O dízimo da hortelã… (Mt 23,23-26)

Não, a Lei mosaica detalhada pelos rabinos judeus não mandava pagar esse tipo de dízimo. Esta lembrança é quase uma ironia de Jesus ao fazer distinção entre as coisas fundamentais da relação com Deus e as minúcias insignificantes que podem se infiltrar nessa mesma relação.

Eis o comentário da Bíblia de Navarra: “A hortelã, o endro (ou anis) e o cominho são ervas que os judeus cultivavam e empregavam para aromatizar as casas ou para condimentar a comida. Sendo produtos insignificantes, não entravam no preceito mosaico do pagamento dos dízimos (Lv 27,30-33; Dt 14,22ss); este dizia respeito aos animais domésticos e a alguns produtos mais correntes do campo: trigo, vinho, azeite etc. Não obstante, os fariseus, para ostentar o seu respeito escrupuloso pela Lei, pagavam os dízimos inclusive daquelas ervas. Era uma falsa manifestação de generosidade e de acatamento da Lei. O Senhor não a despreza nem a rejeita, apenas restabelece a ordem das coisas. É inútil cuidar os pormenores secundários, se não se cuidam as coisas fundamentais e verdadeiramente importantes: a justiça, a misericórdia e a fidelidade”.

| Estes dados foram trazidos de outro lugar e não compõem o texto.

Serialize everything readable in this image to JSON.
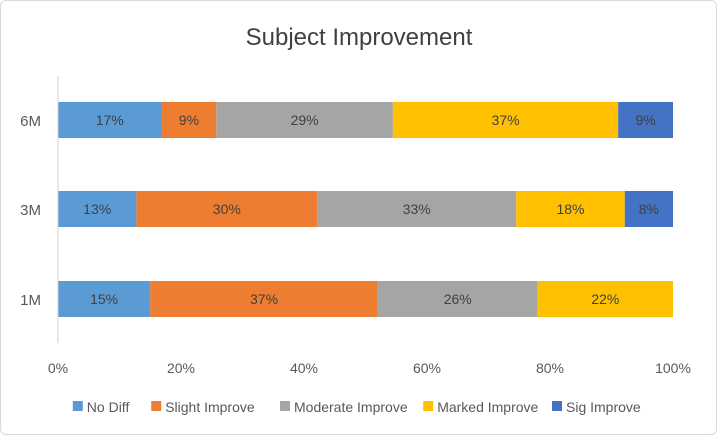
{
  "chart_data": {
    "type": "bar",
    "orientation": "horizontal",
    "stacked": "percent",
    "title": "Subject Improvement",
    "xlabel": "",
    "ylabel": "",
    "categories": [
      "6M",
      "3M",
      "1M"
    ],
    "xlim": [
      0,
      100
    ],
    "xticks": [
      "0%",
      "20%",
      "40%",
      "60%",
      "80%",
      "100%"
    ],
    "grid": false,
    "legend_position": "bottom",
    "series": [
      {
        "name": "No Diff",
        "color": "#5B9BD5",
        "values": [
          17,
          13,
          15
        ],
        "labels": [
          "17%",
          "13%",
          "15%"
        ]
      },
      {
        "name": "Slight Improve",
        "color": "#ED7D31",
        "values": [
          9,
          30,
          37
        ],
        "labels": [
          "9%",
          "30%",
          "37%"
        ]
      },
      {
        "name": "Moderate Improve",
        "color": "#A5A5A5",
        "values": [
          29,
          33,
          26
        ],
        "labels": [
          "29%",
          "33%",
          "26%"
        ]
      },
      {
        "name": "Marked Improve",
        "color": "#FFC000",
        "values": [
          37,
          18,
          22
        ],
        "labels": [
          "37%",
          "18%",
          "22%"
        ]
      },
      {
        "name": "Sig Improve",
        "color": "#4472C4",
        "values": [
          9,
          8,
          0
        ],
        "labels": [
          "9%",
          "8%",
          ""
        ]
      }
    ]
  }
}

Aí está: restabelecer a ordem das coisas. Em outros termos, uma hierarquia de valores na prática religiosa. A celebração eucarística vale mais que o grupo de oração. Pena que os fiéis só chegaram para o grupo… A confissão auricular vale mais que a procissão. Pena que o confessionário continua vazio… A formação catequética vale mais que o bingo paroquial. Pena que só este último atrai multidões…

Filtramos o mosquito. Engolimos o camelo. Certamente, não é isto que o Senhor espera da comunidade cristã. Há coisas importantes que – há bom tempo – estão sendo relegadas a segundo plano em nossa vida religiosa. Os casais que vão à missa também rezam em casa? Os fiéis que aplaudem o Lecionário no templo ainda encontram tempo, em casa, para a leitura pessoal da Bíblia? As viagens aos santuários da Europa substituem a visita aos doentes da comunidade?

Em boa parte, os grupos que se apresentam como “renovados no Espírito” têm merecido reprovação dos párocos exatamente pela incapacidade de estabelecer uma adequada hierarquia quanto às práticas religiosas. O aparente entusiasmo com as coisas de Deus não se traduz no humilde compromisso com as necessidades imediatas da Igreja.

Ora, o futuro da Igreja (ainda mais com a falta de ministros ordenados e as restrições e perseguições que se anunciam…) está em pequenas comunidades reunidas em torno da Palavra de Deus, firmes na oração comum, comprometidas com a ajuda mútua, autênticos pulmões para a respiração da Igreja. E isto não é hortelã. É trigo integral…

Orai sem cessar: “Meu coração está pronto, ó Deus!” (Sl 57,8)

Texto de Antônio Carlos Santini, da Comunidade Católica Nova Aliança.